School choice supporters are urging the relocation of a portrait of Massachusetts nativist “Know-Nothing” Party Gov. Henry Gardner from its place of prominence in the State House. As their reason, they cite bigotry inherent in two amendments to the state’s Constitution based on his Party’s anti-Catholic sentiment in the mid-nineteenth century.
“The Massachusetts State House portrait of Know-Nothing Governor Henry Gardner represents a dark and bigoted chapter in the history of the Commonwealth and should be moved away from its position of prominence, which is currently right next to the main entrance of the House of Representatives,” Jamie Gass, director of the Center for School Reform at the Boston-based Pioneer Institute, tells Breitbart News.
Gass further explains:
But the real aim here should be to repeal the Know-Nothings’ anti-Catholic amendment to the Massachusetts Constitution. Over one hundred and sixty years later, that mid-19th century legal barrier, which was conceived in bigotry, blocks school choice options for urban families seeking school vouchers and education tax credits to access religious and private schools.
Pioneer sponsored an event held at the State House on Monday, featuring former Ambassador to the Vatican and three-term Boston Mayor Raymond Flynn. The program called for “moving symbols and repealing amendments from a disgraceful and bigoted chapter in Massachusetts history.”
“There is no issue more central to the American Dream than giving poor, working-class and minority kids a chance to get a good education,” said Flynn. “I am horrified not only that we have bigoted nativist amendments in our state constitution that block greater school choice, but that Gov. Henry Gardner’s picture hangs outside the chamber where I once served.”

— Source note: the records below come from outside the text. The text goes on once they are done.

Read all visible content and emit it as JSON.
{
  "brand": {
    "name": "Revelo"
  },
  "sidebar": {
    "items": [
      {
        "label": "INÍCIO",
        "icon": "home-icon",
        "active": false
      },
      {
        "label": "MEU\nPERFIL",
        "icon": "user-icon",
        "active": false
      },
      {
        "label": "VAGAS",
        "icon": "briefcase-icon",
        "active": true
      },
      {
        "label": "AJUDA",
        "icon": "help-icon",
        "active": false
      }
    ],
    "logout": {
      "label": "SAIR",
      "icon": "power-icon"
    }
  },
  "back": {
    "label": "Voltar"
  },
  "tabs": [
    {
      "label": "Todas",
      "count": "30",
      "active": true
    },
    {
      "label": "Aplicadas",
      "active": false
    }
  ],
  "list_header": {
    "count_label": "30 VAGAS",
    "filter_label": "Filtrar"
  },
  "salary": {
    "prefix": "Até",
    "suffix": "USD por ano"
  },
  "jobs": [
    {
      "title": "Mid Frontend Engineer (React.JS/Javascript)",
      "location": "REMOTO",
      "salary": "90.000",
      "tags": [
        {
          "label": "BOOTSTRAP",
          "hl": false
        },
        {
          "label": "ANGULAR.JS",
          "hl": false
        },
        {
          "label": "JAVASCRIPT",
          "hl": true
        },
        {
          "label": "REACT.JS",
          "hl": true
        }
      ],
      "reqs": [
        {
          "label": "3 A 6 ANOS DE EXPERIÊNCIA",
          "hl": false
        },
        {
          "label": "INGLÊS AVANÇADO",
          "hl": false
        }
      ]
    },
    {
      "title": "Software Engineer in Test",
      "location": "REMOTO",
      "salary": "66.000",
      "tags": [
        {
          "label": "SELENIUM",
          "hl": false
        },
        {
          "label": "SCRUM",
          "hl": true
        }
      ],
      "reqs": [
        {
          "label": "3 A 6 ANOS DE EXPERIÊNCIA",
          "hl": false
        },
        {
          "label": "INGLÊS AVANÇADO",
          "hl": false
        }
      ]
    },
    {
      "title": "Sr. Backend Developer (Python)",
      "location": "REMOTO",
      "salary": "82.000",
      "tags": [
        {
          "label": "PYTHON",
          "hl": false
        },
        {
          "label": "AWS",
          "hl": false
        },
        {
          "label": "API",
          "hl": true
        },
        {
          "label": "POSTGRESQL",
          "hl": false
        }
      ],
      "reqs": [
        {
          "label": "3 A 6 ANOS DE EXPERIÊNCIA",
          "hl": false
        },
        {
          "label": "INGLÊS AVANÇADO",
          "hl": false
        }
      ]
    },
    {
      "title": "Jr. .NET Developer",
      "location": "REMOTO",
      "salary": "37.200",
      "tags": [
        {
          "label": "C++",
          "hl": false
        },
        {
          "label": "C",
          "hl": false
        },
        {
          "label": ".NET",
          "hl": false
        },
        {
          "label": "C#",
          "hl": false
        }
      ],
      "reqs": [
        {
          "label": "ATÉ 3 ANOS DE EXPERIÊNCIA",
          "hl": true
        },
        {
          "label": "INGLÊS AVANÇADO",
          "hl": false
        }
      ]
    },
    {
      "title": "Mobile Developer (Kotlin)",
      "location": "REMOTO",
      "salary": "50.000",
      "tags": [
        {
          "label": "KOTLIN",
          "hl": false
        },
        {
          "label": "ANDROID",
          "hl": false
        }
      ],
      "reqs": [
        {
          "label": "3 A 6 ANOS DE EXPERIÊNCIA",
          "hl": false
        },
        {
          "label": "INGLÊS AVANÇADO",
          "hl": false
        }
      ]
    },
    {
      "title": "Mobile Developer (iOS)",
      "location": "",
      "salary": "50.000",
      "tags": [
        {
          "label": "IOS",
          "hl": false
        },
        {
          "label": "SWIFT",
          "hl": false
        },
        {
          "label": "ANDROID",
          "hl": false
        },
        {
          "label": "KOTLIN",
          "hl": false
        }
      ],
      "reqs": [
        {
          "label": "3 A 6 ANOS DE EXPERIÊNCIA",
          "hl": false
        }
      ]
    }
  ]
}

When the Irish potato famine led to a surge of Catholic immigrants to the United States during the 1840s, the short-lived Know-Nothing Party designed a platform in 1855 centered around anti-Catholic sentiment and progressive policies that catapulted its candidates to the greatest political victory in the state’s history. The Party was ultimately successful in passing a constitutional amendment that barred public money from being used to fund religious schools.
According to Pioneer:
Led by Gov. Gardner and their legislative super majority, the Know-Nothings passed a constitutional amendment that was conceived in prejudice and prohibits public funds from going to parents to send their children to sectarian schools, thereby closing off one of the ways in which Catholic schools carry out their mission of providing needy students with a quality education.
A revised amendment was passed in 1917. The two amount to an insult to the integrity of our system of public education and state law.
School choice advocates support vouchers and education tax credits that would allow parents to select the schools most appropriate for their children. Vouchers themselves are worrisome to those advocating for education freedom since they represent taxpayer funds that move to another school with a child, an arrangement that often means increased regulation introduced into private and parochial schools to receive the voucher funding.
Education tax credit scholarships, however, allow individual and corporate donors to obtain tax credits for monetary donations to the scholarship granting organizations of their choice. Since the donations are from a private, rather than public, source, the concern about increased governmental regulation is not as great.
In a letter to the editor at The Boston Globe, senior fellow for education policy at The Heartland Institute Robert Holland writes, “By initiating this wholly purposeful public campaign, Pioneer has invited residents of the Bay State to reread their history books and think about the ugly bigotry aimed at Catholic immigrants that resulted in legal barriers against public aid helping sectarian schools even indirectly.”
“Having done that, they can then decide for themselves if it is healthy for a vestige of the Know-Nothing era to deny today’s parents a full range of educational choice, including religiously affiliated schools,” he concludes.